The enterprise AI landscape in 2026 is defined by one problem: getting models from experimentation to production without burning through six-figure cloud bills. The MLOps toolchain has matured significantly, but picking the right stack remains a minefield. Here’s the infrastructure guide for teams serious about production AI.

The Production AI Stack: Five Layers

Layer 1: Model Training and Fine-Tuning

Where you train determines everything downstream. Options range from managed platforms to self-hosted GPU clusters.

RunPod has emerged as the affordable GPU option for fine-tuning. Starting at $0.34/hour for a T4 GPU, it handles everything from LoRA fine-tuning to full model training without the AWS price shock. Their serverless GPU option auto-scales pods based on compute demand.

Pricing: Pay-per-use GPU instances starting at $0.34/hr. No long-term commitments.

Modal takes the serverless approach further — you write Python code and Modal handles GPU provisioning, caching, and auto-scaling. Perfect for teams that don’t want to manage infrastructure. Their GPU pricing starts around $0.62/hr for A100s.

Layer 2: Model Serving and Inference

Once your model is trained, serving it efficiently is the bottleneck.

vLLM has become the de facto standard for high-throughput LLM serving. It uses continuous batching and PagedAttention to serve models at 2-4x the throughput of Hugging Face endpoints, with up to 4x memory efficiency through quantization support (GGUF, GPTQ).

For managed serving, Replicate offers model-as-a-service with no GPU management required. Pay per second of inference time, scale to zero when idle. Great for prototypes and low-traffic production workloads.

Layer 3: Experiment Tracking and Monitoring

You can’t improve what you can’t measure.

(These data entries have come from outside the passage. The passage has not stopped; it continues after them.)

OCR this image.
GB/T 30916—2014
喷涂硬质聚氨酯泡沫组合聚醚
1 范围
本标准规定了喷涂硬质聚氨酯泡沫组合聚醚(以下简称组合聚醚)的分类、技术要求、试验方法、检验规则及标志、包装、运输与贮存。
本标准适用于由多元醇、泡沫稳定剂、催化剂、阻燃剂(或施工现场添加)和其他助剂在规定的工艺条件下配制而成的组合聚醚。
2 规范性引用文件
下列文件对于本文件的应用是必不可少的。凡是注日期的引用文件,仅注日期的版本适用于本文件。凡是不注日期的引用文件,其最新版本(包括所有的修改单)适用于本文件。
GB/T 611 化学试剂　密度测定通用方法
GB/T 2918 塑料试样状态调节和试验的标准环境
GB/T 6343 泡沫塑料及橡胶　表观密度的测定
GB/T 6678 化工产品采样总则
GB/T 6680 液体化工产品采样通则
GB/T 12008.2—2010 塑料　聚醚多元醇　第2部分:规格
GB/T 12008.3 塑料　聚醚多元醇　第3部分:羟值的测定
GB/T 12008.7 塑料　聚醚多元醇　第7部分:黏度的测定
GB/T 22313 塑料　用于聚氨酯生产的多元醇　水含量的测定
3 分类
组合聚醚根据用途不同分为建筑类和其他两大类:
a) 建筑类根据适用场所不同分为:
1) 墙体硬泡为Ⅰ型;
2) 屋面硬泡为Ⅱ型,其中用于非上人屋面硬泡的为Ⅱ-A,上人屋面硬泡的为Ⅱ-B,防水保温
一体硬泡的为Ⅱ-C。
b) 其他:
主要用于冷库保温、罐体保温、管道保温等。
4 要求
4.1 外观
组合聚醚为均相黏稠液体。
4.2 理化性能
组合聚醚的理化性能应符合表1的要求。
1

Weights & Biases (W&B) remains the industry standard for experiment tracking. Log training runs, hyperparameters, metrics, and model artifacts. Their model registry integrates with your CI/CD pipeline. Free tier covers individual researchers; team plans start at $599/month.

For open-source alternatives, MLflow handles the same job without vendor lock-in. Self-host it on any cloud provider or on-prem.

Layer 4: Data Pipeline and Feature Store

Garbage in, garbage out — even with billion-parameter models.

Your data pipeline needs to handle ingestion, transformation, feature engineering, and versioning. Databricks has become the enterprise standard, but it’s expensive. For smaller teams, Prefect or Airflow on a managed cloud provider fills the gap at a fraction of the cost.

Layer 5: Orchestration and Automation

The glue that holds everything together.

This is where you automate retraining pipelines, model validation, deployment rollouts, and rollback procedures. Popular choices include Kubeflow for Kubernetes-native orchestration and Argo Workflows for CI/CD-style ML pipelines.

Solo developer / small startup:

  • Training: RunPod ($0.34/hr GPUs)
  • Serving: vLLM self-hosted on a DigitalOcean droplet
  • Tracking: W&B free tier
  • Orchestration: Prefect Cloud free tier

Mid-size team (5-20 engineers):

  • Training: Modal or RunPod serverless GPUs
  • Serving: Replicate for ease, or vLLM on AWS GPU instances
  • Tracking: W&B team plan
  • Data: Airflow on managed Kubernetes

Enterprise (20+ engineers):

  • Training: Databricks or custom GPU clusters
  • Serving: vLLM on Kubernetes with autoscaling
  • Tracking: W&B enterprise
  • Full observability with evidently AI for drift detection

Cost Optimization Tips

  1. Use spot/spot-like instances for non-time-critical training. RunPod offers preemptible GPUs at 40-60% off on-demand pricing.
  2. Quantize when you can. GGUF and GPTQ models run on cheaper hardware without meaningful quality loss for most inference workloads.
  3. Cache aggressively. Modal and vLLM both support request caching — hit it and you save real money.
  4. Right-size your GPU. You don’t need an A100 for every task. T4s handle inference for models under 13B parameters just fine.

The Bottom Line

The MLOps stack isn’t about picking the most expensive tool — it’s about picking tools that let your models reach production without a six-figure runway. Start light, measure everything, and invest in the layers that actually move your business metrics.